November 17, 2024

Is the iPad really going to save the publishing world?  According to Wooden Horse, as of this week it hadn’t:

“While USA Today and New York Times claimed downloads in the three hundred thousands, and Wall Street Journal a hundred thousand less, it’ll be interesting to see what happens when readers have to pony up real money (WSJ is free to current subscribers and the other two totally free.)

Lucia Moses at mediaweek.com reports that magazine publishers Time Inc. and Rodale aren’t talking – but let’s hear it for the geeks: Bonnier’s Popular Science announced they had 22,000 downloads of its April issue.  At $4.99 a click, total sales would be nearly $110,000.

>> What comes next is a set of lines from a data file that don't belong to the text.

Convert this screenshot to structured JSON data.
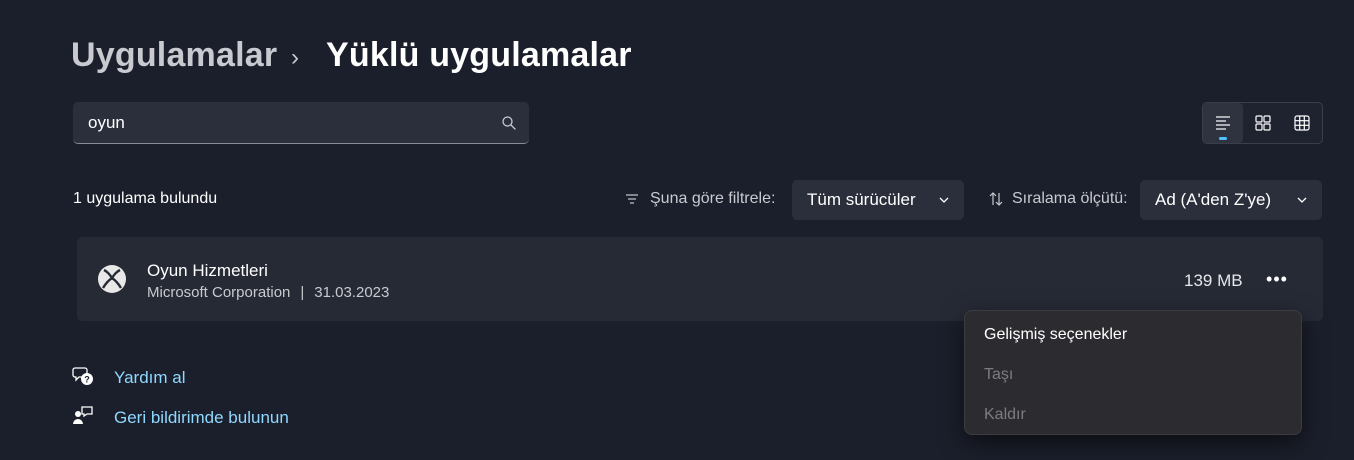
{
  "breadcrumb": {
    "parent": "Uygulamalar",
    "separator": "›",
    "current": "Yüklü uygulamalar"
  },
  "search": {
    "value": "oyun",
    "icon": "search-icon"
  },
  "view_modes": [
    {
      "icon": "list-view-icon",
      "active": true
    },
    {
      "icon": "grid-view-icon",
      "active": false
    },
    {
      "icon": "tile-view-icon",
      "active": false
    }
  ],
  "results": {
    "count_text": "1 uygulama bulundu",
    "filter_label": "Şuna göre filtrele:",
    "filter_value": "Tüm sürücüler",
    "sort_label": "Sıralama ölçütü:",
    "sort_value": "Ad (A'den Z'ye)"
  },
  "apps": [
    {
      "name": "Oyun Hizmetleri",
      "publisher": "Microsoft Corporation",
      "separator": "|",
      "date": "31.03.2023",
      "size": "139 MB",
      "more": "•••"
    }
  ],
  "links": {
    "help": "Yardım al",
    "feedback": "Geri bildirimde bulunun"
  },
  "context_menu": {
    "items": [
      {
        "label": "Gelişmiş seçenekler",
        "enabled": true
      },
      {
        "label": "Taşı",
        "enabled": false
      },
      {
        "label": "Kaldır",
        "enabled": false
      }
    ]
  },
  "colors": {
    "background": "#1b1f2b",
    "card": "#262a35",
    "accent": "#4cc2ff",
    "link": "#8fd8ff",
    "menu": "#2c2c30"
  }
}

But the iPad wars are heating up.  There are a long string of tablet gadgets either already here or coming, including Hewlett-Packard’s Palm-based “Hurricane,” the Dell “Looking Glass” and a likely “companion” device from BlackBerry.

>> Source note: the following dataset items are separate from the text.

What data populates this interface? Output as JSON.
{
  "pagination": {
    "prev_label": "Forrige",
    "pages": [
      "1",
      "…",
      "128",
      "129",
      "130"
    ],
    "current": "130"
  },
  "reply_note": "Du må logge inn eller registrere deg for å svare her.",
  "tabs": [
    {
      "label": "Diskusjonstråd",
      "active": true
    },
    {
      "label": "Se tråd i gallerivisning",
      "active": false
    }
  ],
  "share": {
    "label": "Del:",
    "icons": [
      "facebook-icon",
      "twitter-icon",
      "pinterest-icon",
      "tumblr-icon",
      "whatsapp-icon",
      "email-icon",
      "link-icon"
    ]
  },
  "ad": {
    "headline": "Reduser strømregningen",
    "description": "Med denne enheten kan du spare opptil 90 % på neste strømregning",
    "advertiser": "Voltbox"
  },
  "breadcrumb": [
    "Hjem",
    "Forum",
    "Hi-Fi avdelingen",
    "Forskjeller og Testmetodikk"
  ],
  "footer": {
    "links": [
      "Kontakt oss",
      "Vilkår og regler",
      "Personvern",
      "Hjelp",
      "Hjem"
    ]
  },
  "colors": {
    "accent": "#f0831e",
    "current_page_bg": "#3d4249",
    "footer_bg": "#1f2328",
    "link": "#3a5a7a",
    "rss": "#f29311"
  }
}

And Google seems to be out to break Apple’s stranglehold on download sales — Time Inc. and Sports Illustrated are already onboard.  According to Media Memo, SI Editor Terry McDonell showed off a digital version of the magazine at Google’s I/O developer conference this week.  Readers would purchase this one from a Google app store, not the Apple iTunes.  “It’s potentially a big deal,” writes Peter Kafka at Media Memo.  “It opens up a much wider audience for the company’s publications, since they should work on any device that supports Google’s Chrome browser.  Just as important, it gives Time Inc another vendor to work with, one that might be willing to grant it concessions Apple won’t – like control over subscriber information, perhaps.”